Another option is Applied Biosystems' TaqMan® chemistry. TaqMan involves four oligonucleotides: two PCR primers and two allele-specific dye-labeled probes, one for each SNP allele. Each allele-specific probe is tagged on one end with a fluorescent dye, and on the other with a fluorescent quencher that snuffs out the fluorescence. During amplification, whichever probe corresponds to the allele can hybridize to the template, between the two amplification primers; when the polymerase reaches the probe, it degrades it, releasing the fluorophore into solution.
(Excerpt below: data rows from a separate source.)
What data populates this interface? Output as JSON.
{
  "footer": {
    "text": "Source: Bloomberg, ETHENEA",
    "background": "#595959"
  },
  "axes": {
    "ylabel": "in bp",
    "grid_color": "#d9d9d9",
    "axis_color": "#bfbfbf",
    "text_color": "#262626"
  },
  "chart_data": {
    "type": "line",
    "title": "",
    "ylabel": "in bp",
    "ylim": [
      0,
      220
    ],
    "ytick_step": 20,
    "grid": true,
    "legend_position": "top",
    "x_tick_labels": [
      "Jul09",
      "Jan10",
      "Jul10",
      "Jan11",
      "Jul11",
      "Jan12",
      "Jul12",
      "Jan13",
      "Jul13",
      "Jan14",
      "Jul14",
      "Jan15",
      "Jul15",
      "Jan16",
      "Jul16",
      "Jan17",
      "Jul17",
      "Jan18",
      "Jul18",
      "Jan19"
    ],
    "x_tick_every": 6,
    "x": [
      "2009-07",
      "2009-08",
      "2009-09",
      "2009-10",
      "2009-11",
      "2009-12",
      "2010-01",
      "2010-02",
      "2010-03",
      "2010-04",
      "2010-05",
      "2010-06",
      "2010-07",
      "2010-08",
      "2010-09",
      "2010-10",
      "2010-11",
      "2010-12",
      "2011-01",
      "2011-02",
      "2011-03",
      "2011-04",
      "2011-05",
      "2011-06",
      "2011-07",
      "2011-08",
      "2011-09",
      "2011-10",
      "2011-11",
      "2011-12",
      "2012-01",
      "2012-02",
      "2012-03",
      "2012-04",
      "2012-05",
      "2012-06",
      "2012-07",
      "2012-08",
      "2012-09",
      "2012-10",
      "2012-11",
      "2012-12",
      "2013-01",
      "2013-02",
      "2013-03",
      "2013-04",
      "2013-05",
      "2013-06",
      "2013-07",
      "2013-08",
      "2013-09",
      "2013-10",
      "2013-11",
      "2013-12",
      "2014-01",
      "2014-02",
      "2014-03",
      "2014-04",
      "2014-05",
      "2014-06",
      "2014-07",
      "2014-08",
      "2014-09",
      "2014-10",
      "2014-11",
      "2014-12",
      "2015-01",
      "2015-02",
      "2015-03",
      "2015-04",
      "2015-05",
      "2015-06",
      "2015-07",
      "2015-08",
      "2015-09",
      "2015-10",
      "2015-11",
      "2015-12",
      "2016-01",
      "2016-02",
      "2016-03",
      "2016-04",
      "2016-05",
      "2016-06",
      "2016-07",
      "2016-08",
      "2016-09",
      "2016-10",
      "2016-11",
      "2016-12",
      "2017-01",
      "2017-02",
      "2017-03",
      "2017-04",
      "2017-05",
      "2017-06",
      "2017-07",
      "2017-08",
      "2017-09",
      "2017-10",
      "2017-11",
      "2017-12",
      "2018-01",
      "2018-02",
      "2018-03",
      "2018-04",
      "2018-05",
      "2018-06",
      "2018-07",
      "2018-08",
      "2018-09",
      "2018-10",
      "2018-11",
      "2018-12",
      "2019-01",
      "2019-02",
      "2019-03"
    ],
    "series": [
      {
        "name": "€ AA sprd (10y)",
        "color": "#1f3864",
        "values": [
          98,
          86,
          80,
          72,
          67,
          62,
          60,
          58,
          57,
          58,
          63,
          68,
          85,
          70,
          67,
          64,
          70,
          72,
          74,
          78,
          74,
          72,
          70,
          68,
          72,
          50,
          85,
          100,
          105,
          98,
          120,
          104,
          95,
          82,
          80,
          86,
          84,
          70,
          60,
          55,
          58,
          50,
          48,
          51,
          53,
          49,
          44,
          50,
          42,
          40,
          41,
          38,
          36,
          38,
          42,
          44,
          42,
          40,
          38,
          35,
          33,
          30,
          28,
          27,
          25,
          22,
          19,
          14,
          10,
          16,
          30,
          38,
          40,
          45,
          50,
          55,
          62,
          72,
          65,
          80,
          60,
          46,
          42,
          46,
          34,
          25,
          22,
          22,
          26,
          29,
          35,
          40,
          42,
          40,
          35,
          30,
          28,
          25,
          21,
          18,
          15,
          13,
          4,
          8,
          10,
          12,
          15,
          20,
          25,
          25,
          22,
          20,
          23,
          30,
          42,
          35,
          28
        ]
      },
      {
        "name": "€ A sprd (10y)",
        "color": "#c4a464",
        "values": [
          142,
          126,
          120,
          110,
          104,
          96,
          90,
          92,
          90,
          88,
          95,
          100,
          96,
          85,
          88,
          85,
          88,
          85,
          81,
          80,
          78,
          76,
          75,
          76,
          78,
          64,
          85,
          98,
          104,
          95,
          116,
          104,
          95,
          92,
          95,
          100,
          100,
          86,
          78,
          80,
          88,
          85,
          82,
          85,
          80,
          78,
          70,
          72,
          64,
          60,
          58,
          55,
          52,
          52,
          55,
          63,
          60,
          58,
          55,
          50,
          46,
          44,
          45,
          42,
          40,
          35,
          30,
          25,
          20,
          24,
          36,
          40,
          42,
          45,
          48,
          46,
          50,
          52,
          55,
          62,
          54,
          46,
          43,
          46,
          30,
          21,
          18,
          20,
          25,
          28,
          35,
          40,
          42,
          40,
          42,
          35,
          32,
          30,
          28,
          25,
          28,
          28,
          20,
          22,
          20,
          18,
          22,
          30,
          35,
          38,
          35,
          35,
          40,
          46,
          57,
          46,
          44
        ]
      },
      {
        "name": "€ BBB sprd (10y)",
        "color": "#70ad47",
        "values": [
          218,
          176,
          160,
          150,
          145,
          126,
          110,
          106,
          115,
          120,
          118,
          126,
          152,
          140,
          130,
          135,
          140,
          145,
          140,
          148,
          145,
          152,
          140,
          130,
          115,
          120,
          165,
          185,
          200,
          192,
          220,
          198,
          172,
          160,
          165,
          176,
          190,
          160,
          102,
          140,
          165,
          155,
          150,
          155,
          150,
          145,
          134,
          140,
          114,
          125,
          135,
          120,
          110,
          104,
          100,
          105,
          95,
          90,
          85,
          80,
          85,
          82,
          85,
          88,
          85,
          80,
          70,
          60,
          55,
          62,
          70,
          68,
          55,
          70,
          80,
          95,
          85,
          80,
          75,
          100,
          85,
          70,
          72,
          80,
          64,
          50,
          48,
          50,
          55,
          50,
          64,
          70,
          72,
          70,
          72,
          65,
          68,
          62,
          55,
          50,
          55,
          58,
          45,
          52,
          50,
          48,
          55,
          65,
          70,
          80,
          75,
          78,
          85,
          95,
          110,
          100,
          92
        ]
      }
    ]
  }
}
According to Phoebe White, the company's Senior Director of Genotyping Applications, TaqMan is a one-tube, one-SNP assay. Yet it also is "very accurate, very clean," and "You don't need specialized equipment." And users could hardly ask for more variety; Applied Biosystems' catalog has swelled to more than 4.5 million TaqMan assays, she says.
Recently Applied Biosystems announced the launch of the TaqMan OpenArray Genotyping platform, a nanofluidic array that enables customers to perform TaqMan genotyping at much higher throughput and lower cost per genotype than previously possible. "What this technology does is effectively multiplex the assay so you can interrogate up to 256 SNPs per sample," she says.
With so many tools and reagents to choose from, the stories of the human genome have never been easier to read.